No Laughing Matter

Judith Harris (February 16, 2010)
SNAP/SHOTS ITALY. A leaked wiretap from investigations into suspected irregularities in the post-quake reconstruction in Abruzzo, shows a cynical dialogue among two eminent builders anxious for juicy contracts.


Reading the print-outs of phone taps is one of the most vilifying pastimes, but necessary in a country where justice moves, if at all, at snail’s pace. The leaking of phone taps is a way of flinging damning information, which might otherwise disappear into the meanders of power, into the public arena so that at least the ordinary citizen can pronounce judgment. Having read whole volumes of Mafia wire taps, I’d thought I’d become hardened. But I was wrong. Worse still than the accounts of the Mafia cemetery in a bay off Palermo (I am putting this politely) was a conversation, published as a leaked wiretap by Florence magistrates during Carnival week.


The Abruzzi quake took place at 3:32 am on April 6, 2009. A few hours later two eminent builders anxious for juicy contracts were chatting about the news on a phone that happened to be tapped on orders of Florentine magistrate Rosario Lupo, in charge of investigations into suspected crony contracts funneled through the Civil Protection Agency so as to avoid the otherwise necessary oversight and competitive bidding. Here’s how the conversation went:


“You better pay attention to this quake stuff because we’ve got to get rolling right away. We don’t get a quake every day.”


“Yeah I know” (laughter).


“Naturally, the poor things.”


“Well okay.”


“This morning at three-thirty I was in bed laughing.”


“Me too. Well, ciao.”


In this tragedy 150 died, 1,500 were injured and 70,000 were left homeless, and so, not surprisingly, the Abruzzesi reading the wire tap chat were not amused. The day after it was published a group wearing T-shirts and carrying signs reading WE WERE NOT LAUGHING broke through a police barricade to demonstrate in the off-limits, unrestored historic center of the Abruzzo capital, L’Aquila.


Among the towns near L’Aquila where there was the least to laugh about was little Onna, a medieval town whose name comes from the Latin unda (onda in Italian), wave. During World War II Nazis shot and killed seventeen of its citizens in June 1944.


The quake flattened seventy percent of the town, and of its 350 citizens, forty were killed. From a news report of 4:30 pm on the day of the quake: “Onna, tiny suburb of L’Aquila, is no more. It was razed to the ground. No more houses, only rubble and in a field a long line of coffins.
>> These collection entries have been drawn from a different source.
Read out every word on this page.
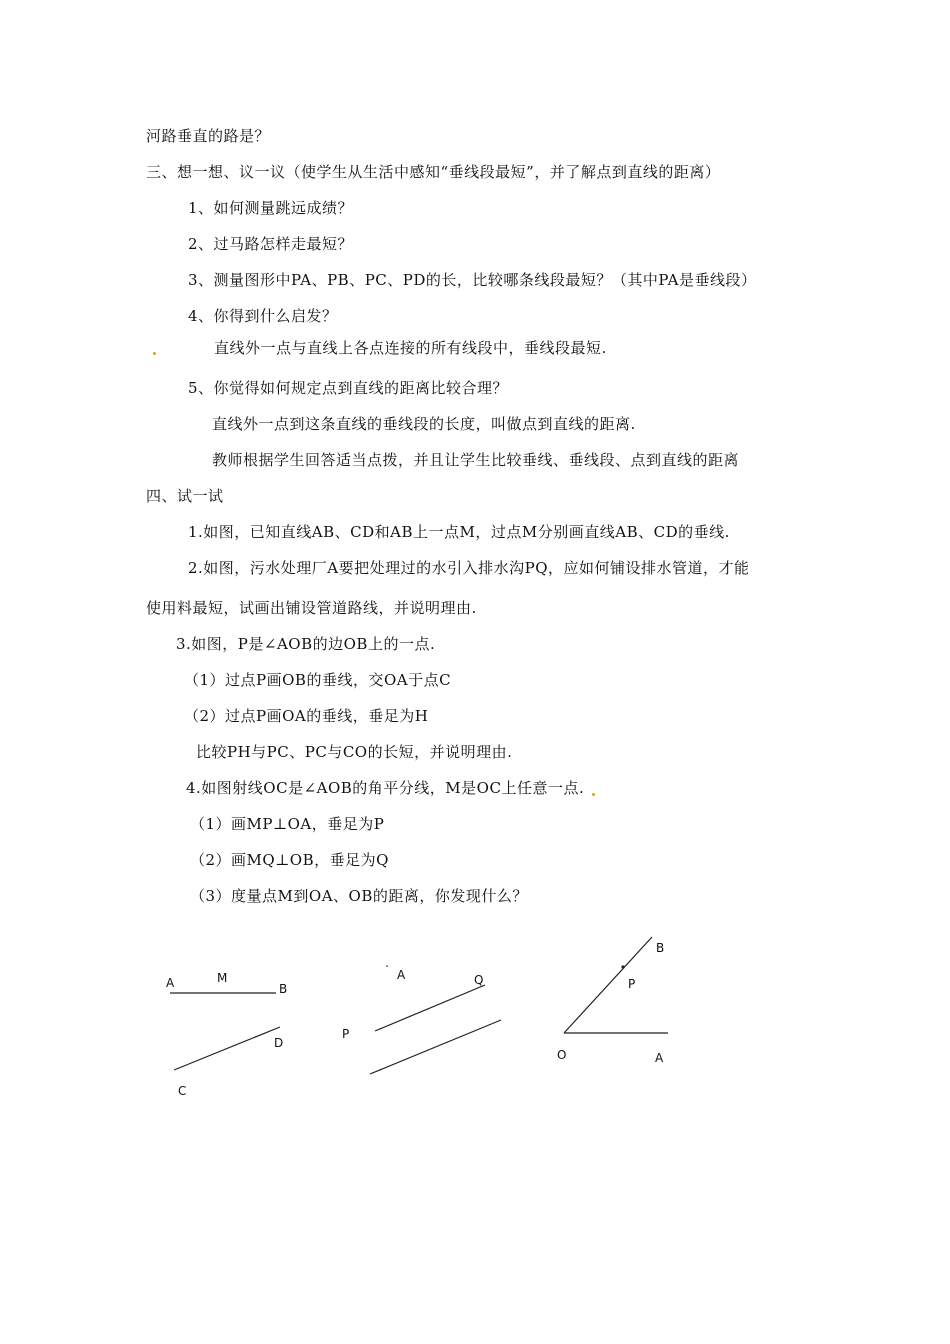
河路垂直的路是？
三、想一想、议一议（使学生从生活中感知“垂线段最短”，并了解点到直线的距离）
1、如何测量跳远成绩？
2、过马路怎样走最短？
3、测量图形中PA、PB、PC、PD的长，比较哪条线段最短？（其中PA是垂线段）
4、你得到什么启发？
直线外一点与直线上各点连接的所有线段中，垂线段最短.
5、你觉得如何规定点到直线的距离比较合理？
直线外一点到这条直线的垂线段的长度，叫做点到直线的距离.
教师根据学生回答适当点拨，并且让学生比较垂线、垂线段、点到直线的距离
四、试一试
1.如图，已知直线AB、CD和AB上一点M，过点M分别画直线AB、CD的垂线.
2.如图，污水处理厂A要把处理过的水引入排水沟PQ，应如何铺设排水管道，才能
使用料最短，试画出铺设管道路线，并说明理由.
3.如图，P是∠AOB的边OB上的一点.
（1）过点P画OB的垂线，交OA于点C
（2）过点P画OA的垂线，垂足为H
比较PH与PC、PC与CO的长短，并说明理由.
4.如图射线OC是∠AOB的角平分线，M是OC上任意一点.
（1）画MP⊥OA，垂足为P
（2）画MQ⊥OB，垂足为Q
（3）度量点M到OA、OB的距离，你发现什么？
A	M
B
D
C
A	Q
P
B
P
O	A
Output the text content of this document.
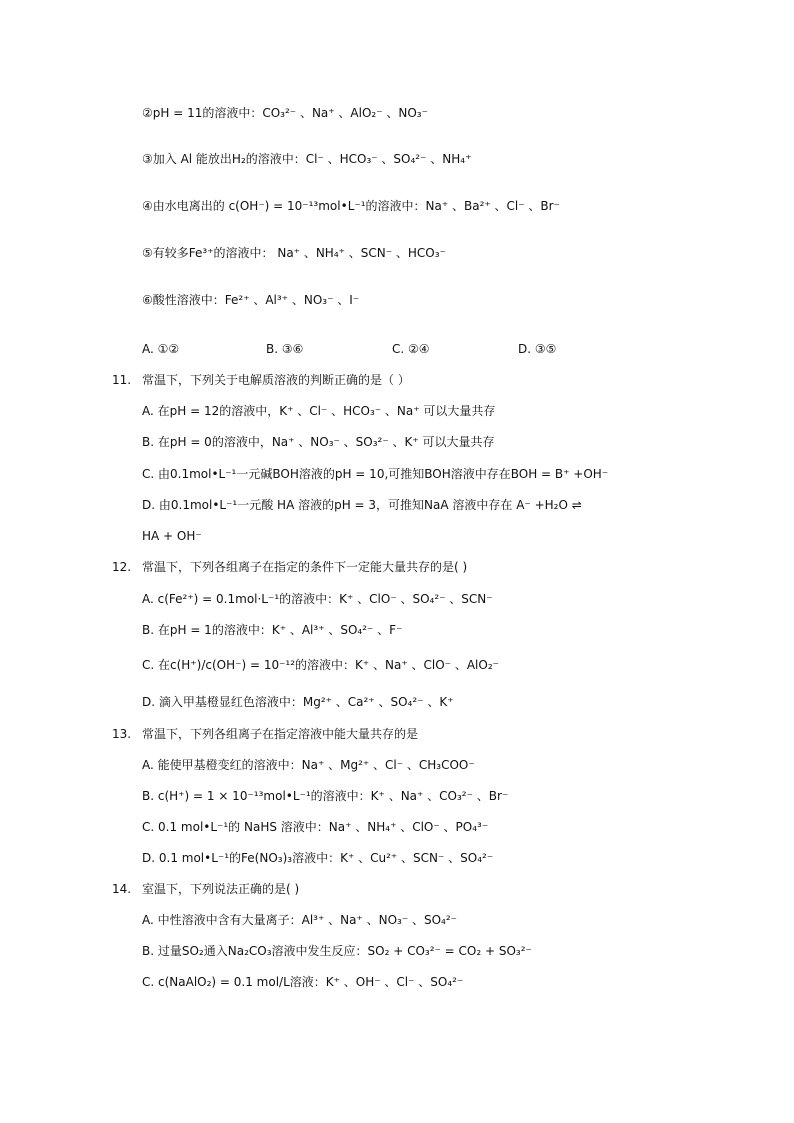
②pH = 11的溶液中：CO₃²⁻ 、Na⁺ 、AlO₂⁻ 、NO₃⁻
③加入 Al 能放出H₂的溶液中：Cl⁻ 、HCO₃⁻ 、SO₄²⁻ 、NH₄⁺
④由水电离出的 c(OH⁻) = 10⁻¹³mol•L⁻¹的溶液中：Na⁺ 、Ba²⁺ 、Cl⁻ 、Br⁻
⑤有较多Fe³⁺的溶液中： Na⁺ 、NH₄⁺ 、SCN⁻ 、HCO₃⁻
⑥酸性溶液中：Fe²⁺ 、Al³⁺ 、NO₃⁻ 、I⁻
A. ①②	B. ③⑥	C. ②④	D. ③⑤
11. 常温下，下列关于电解质溶液的判断正确的是（ ）
A. 在pH = 12的溶液中，K⁺ 、Cl⁻ 、HCO₃⁻ 、Na⁺ 可以大量共存
B. 在pH = 0的溶液中，Na⁺ 、NO₃⁻ 、SO₃²⁻ 、K⁺ 可以大量共存
C. 由0.1mol•L⁻¹一元碱BOH溶液的pH = 10,可推知BOH溶液中存在BOH = B⁺ +OH⁻
D. 由0.1mol•L⁻¹一元酸 HA 溶液的pH = 3，可推知NaA 溶液中存在 A⁻ +H₂O ⇌
HA + OH⁻
12. 常温下，下列各组离子在指定的条件下一定能大量共存的是( )
A. c(Fe²⁺) = 0.1mol·L⁻¹的溶液中：K⁺ 、ClO⁻ 、SO₄²⁻ 、SCN⁻
B. 在pH = 1的溶液中：K⁺ 、Al³⁺ 、SO₄²⁻ 、F⁻
C. 在c(H⁺)/c(OH⁻) = 10⁻¹²的溶液中：K⁺ 、Na⁺ 、ClO⁻ 、AlO₂⁻
D. 滴入甲基橙显红色溶液中：Mg²⁺ 、Ca²⁺ 、SO₄²⁻ 、K⁺
13. 常温下，下列各组离子在指定溶液中能大量共存的是
A. 能使甲基橙变红的溶液中：Na⁺ 、Mg²⁺ 、Cl⁻ 、CH₃COO⁻
B. c(H⁺) = 1 × 10⁻¹³mol•L⁻¹的溶液中：K⁺ 、Na⁺ 、CO₃²⁻ 、Br⁻
C. 0.1 mol•L⁻¹的 NaHS 溶液中：Na⁺ 、NH₄⁺ 、ClO⁻ 、PO₄³⁻
D. 0.1 mol•L⁻¹的Fe(NO₃)₃溶液中：K⁺ 、Cu²⁺ 、SCN⁻ 、SO₄²⁻
14. 室温下，下列说法正确的是( )
A. 中性溶液中含有大量离子：Al³⁺ 、Na⁺ 、NO₃⁻ 、SO₄²⁻
B. 过量SO₂通入Na₂CO₃溶液中发生反应：SO₂ + CO₃²⁻ = CO₂ + SO₃²⁻
C. c(NaAlO₂) = 0.1 mol/L溶液：K⁺ 、OH⁻ 、Cl⁻ 、SO₄²⁻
Tears, silence and in the air dust and so much pain, as if after a bombing. This town is the very symbol of the tragedy that has struck the Abruzzo.”


This week, for the daily Il Fatto Quotidiano, journalist Sandra Amurri interviewed Onna citizen Giustino Parisse, who lost two children, Maria Paola, l8, and Domenico, 16, as well as his 75-year-old father and his home, flattened along with the others at Onna on that laughable April morning at 3:32 am. Giustino Parisse and others among the Onna survivors are currently collecting funds to help the victims of the Haiti quake, and Parisse has already made contact with an official adoption agency there in hopes of adopting two Haitian orphans.


It makes you want to weep with joy that people like the citizens of Onna exist, despite it all.